Bayes rule: type of a generative classifier (Bayes Classifier)

We use Bayes rule as the basis for designing algorithms, as follows:

Given that we wish to learn some target function $f: X \rightarrow Y$, or equivalently, $P(Y \mid X)$, we use the training data to learn estimates of $P(X \mid Y)$ and $P(Y)$. New $X$ examples can then be classified using these estimated probability distributions, plus Bayes rule.

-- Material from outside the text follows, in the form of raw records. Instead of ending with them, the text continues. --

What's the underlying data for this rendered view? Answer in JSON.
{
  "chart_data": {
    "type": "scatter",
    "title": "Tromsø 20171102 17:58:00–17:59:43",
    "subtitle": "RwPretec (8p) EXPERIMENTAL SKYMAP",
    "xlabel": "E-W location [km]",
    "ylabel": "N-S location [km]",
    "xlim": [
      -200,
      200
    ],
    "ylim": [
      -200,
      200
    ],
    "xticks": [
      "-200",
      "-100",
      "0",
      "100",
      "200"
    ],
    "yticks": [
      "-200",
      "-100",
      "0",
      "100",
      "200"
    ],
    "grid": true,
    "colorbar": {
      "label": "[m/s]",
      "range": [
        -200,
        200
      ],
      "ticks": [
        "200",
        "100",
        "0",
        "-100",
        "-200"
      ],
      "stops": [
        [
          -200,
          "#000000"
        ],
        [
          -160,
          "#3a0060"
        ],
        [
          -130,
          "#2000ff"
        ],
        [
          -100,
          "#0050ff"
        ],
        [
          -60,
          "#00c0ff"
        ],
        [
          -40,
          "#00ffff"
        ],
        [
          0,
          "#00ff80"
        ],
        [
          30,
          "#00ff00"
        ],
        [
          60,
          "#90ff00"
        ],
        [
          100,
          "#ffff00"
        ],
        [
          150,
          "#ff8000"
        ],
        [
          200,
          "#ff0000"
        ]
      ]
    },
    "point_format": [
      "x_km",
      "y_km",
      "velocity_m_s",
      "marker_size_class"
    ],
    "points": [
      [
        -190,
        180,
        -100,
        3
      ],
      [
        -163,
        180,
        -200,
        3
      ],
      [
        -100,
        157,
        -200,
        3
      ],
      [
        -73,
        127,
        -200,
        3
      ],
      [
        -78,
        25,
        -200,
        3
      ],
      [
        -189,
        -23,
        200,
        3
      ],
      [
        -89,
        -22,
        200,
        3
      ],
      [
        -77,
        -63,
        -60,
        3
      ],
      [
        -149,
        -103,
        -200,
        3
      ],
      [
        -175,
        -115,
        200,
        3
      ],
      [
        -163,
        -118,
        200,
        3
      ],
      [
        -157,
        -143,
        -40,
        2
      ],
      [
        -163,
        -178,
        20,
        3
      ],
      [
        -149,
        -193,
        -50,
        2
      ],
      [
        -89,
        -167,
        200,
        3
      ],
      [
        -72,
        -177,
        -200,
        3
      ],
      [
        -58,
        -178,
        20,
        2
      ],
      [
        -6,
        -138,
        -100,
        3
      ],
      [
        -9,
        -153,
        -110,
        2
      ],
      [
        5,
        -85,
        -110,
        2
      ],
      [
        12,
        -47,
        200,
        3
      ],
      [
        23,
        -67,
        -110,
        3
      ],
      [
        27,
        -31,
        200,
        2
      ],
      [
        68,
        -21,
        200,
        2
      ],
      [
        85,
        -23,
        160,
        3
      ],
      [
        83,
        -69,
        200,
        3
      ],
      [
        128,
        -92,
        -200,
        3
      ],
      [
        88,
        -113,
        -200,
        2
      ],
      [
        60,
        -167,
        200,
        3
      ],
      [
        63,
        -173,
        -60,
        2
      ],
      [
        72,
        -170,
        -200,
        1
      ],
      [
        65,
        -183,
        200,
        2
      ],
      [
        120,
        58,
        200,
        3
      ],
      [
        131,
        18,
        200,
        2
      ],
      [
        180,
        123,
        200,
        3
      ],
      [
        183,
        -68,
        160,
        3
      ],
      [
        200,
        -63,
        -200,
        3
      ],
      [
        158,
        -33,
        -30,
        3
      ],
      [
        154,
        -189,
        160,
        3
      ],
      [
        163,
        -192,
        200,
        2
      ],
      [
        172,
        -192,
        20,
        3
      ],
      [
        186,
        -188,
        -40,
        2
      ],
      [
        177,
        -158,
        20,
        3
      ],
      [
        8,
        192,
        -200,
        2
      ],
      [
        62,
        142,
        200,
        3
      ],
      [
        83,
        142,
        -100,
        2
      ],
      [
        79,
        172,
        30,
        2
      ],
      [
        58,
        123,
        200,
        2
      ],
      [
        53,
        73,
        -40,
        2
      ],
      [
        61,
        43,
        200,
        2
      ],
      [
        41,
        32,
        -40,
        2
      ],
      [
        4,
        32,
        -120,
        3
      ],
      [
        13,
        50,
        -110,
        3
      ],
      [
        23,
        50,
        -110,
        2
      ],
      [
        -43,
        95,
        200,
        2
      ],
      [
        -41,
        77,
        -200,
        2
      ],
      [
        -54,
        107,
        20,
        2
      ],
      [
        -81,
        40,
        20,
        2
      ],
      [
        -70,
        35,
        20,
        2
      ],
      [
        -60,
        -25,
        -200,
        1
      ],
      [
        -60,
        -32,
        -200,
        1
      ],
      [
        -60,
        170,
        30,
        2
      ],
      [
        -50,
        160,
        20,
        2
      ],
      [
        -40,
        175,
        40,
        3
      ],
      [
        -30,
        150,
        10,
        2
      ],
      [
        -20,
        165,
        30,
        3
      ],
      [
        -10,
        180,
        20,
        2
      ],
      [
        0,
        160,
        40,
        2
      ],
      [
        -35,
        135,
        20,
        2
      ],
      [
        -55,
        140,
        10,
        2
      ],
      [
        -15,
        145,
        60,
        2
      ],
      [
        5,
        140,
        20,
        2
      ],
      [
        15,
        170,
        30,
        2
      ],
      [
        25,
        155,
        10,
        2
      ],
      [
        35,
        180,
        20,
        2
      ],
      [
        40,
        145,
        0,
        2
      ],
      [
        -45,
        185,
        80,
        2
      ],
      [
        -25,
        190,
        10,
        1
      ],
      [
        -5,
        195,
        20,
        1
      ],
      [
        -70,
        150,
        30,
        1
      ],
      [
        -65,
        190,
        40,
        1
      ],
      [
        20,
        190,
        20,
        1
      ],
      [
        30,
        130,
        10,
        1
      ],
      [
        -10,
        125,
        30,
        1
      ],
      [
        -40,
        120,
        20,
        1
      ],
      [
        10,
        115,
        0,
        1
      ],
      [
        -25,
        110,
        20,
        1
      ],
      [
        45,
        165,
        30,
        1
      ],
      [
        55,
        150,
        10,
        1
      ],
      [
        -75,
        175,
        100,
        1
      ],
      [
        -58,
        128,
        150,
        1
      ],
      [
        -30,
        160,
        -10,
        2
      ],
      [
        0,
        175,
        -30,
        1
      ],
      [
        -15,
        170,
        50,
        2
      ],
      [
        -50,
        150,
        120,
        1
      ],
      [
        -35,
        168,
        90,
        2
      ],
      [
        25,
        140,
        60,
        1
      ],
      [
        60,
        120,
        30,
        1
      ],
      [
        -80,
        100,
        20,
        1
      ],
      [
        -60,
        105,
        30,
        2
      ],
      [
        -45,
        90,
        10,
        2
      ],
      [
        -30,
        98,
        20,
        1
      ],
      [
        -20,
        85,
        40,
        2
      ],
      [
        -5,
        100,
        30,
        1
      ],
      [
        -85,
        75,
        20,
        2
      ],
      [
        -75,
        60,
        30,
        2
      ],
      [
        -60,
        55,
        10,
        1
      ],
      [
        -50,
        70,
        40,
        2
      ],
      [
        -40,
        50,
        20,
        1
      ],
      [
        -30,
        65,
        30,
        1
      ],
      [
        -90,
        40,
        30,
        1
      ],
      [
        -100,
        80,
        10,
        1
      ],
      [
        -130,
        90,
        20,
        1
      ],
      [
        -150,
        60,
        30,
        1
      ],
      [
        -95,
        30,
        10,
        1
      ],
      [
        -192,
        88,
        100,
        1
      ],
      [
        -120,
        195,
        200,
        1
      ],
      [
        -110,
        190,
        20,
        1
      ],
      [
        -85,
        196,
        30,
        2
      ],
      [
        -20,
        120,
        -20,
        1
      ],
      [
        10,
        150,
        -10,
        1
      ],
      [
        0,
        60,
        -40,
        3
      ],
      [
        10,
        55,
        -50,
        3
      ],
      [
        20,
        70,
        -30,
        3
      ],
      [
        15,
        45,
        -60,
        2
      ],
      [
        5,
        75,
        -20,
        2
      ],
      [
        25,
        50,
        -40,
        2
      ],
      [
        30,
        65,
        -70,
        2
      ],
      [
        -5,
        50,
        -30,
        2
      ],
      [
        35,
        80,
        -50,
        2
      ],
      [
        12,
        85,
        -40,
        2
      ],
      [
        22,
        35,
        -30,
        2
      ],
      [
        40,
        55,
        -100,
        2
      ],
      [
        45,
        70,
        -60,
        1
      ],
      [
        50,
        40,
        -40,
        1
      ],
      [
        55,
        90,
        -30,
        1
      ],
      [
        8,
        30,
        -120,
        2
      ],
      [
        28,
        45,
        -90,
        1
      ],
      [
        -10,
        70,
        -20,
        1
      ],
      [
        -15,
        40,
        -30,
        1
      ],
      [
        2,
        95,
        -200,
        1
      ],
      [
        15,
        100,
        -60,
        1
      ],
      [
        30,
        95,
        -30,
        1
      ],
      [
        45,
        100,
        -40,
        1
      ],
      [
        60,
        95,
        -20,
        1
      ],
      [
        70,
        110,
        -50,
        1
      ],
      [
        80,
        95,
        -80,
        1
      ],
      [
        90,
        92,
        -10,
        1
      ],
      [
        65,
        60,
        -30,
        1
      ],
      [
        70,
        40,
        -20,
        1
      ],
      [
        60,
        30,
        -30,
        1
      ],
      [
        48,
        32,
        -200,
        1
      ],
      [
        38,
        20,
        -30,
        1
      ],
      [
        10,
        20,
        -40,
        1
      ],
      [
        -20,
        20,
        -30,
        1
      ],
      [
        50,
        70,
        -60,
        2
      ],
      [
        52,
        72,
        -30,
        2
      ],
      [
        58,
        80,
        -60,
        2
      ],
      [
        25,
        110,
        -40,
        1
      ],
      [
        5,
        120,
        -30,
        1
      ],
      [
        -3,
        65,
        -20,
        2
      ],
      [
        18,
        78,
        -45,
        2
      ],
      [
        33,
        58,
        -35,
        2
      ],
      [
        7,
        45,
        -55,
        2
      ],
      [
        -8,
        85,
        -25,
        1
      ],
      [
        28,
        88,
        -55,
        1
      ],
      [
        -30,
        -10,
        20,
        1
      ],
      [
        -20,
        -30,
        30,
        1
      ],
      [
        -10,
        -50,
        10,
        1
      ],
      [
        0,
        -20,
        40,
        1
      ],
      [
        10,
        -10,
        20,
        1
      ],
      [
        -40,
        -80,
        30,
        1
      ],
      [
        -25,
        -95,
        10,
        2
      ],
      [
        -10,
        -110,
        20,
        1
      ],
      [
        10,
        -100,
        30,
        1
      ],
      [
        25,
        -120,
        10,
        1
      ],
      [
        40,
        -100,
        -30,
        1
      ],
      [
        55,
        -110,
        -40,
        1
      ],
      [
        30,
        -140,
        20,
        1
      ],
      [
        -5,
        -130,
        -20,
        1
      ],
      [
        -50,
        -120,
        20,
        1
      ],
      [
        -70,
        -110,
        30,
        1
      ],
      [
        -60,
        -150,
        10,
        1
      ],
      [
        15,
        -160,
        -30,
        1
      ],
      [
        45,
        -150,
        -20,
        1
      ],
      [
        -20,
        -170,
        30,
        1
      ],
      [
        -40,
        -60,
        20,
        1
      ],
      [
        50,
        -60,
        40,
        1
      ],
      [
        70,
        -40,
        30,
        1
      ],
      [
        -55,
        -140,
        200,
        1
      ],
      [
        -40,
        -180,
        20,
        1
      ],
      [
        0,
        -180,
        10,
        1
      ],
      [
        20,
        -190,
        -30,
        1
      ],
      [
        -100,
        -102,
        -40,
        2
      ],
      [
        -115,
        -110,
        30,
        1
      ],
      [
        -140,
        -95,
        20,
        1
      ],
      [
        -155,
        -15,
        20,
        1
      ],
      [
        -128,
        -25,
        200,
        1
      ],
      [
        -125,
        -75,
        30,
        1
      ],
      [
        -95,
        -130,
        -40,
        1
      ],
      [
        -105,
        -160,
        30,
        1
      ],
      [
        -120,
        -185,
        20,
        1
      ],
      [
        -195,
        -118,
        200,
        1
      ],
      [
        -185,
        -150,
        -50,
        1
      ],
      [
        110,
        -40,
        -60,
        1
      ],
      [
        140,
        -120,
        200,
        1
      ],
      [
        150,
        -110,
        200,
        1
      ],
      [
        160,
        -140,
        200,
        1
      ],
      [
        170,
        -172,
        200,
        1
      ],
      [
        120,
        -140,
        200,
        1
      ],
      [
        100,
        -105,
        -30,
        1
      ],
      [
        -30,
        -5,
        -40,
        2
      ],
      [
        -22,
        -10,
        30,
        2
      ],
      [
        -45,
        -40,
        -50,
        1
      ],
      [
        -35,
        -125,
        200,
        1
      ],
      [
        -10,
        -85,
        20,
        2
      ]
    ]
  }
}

This type of classifier is called a generative classifier, because we can view the distribution $P(X \mid Y)$ as describing how to generate random instances $X$ conditioned on the target attribute $Y$.

Bayes classifier is unrealistic, and then we have Naive Bayes classifier

Learning Bayes classifiers typically requires an unrealistic number of training examples (i.e., more than $|X|$ training examples where $X$ is the instance space) unless some form of prior assumption is made about the form of $P(X \mid Y)$. The Naive Bayes classifier assumes all attributes describing $X$ are conditionally independent given $Y$. This assumption dramatically reduces the number of parameters that must be estimated to learn the classifier. Naive Bayes is a widely used learning algorithm, for both discrete and continuous $X$.

When $X$ is a vector of discrete-valued attributes, Naive Bayes learning algorithms can be viewed as linear classifiers; that is, every such Naive Bayes classifier corresponds to a hyperplane decision surface in $X$. The same statement holds for Gaussian Naive Bayes classifiers if the variance of each feature $i$ is assumed to be independent of the class $k$ (i.e., if $\sigma_{i k}=\sigma_{i}$ ).

Logistic regression: type of a discriminative classifier

Logistic Regression is a function approximation algorithm that uses training data to directly estimate $P(Y \mid X)$, in contrast to Naive Bayes. In this sense, Logistic Regression is often referred to as a discriminative classifier because we can view the distribution $P(Y \mid X)$ as directly discriminating the value of the target value $Y$ for any given instance $X$.

Logistic regression and Gaussian naive bayes

Logistic Regression is a linear classifier over $X .$ The linear classifiers produced by Logistic Regression and Gaussian Naive Bayes are identical in the limit as the number of training examples approaches infinity, provided the Naive Bayes assumptions hold. However, if these assumptions do not hold, the Naive Bayes bias will cause it to perform less accurately than Logistic Regression, in the limit. Put another way, Naive Bayes is a learning algorithm with greater bias, but lower variance, than Logistic Regression. If this bias is appropriate given the actual data, Naive Bayes will be preferred. Otherwise, Logistic Regression will be preferred.


We can view function approximation learning algorithms as statistical estimators of functions, or of conditional distributions $P(Y \mid X)$. They estimate $P(Y \mid X)$ from a sample of training data. As with other statistical estimators, it can be useful to characterize learning algorithms by their bias and expected variance, taken over different samples of training data.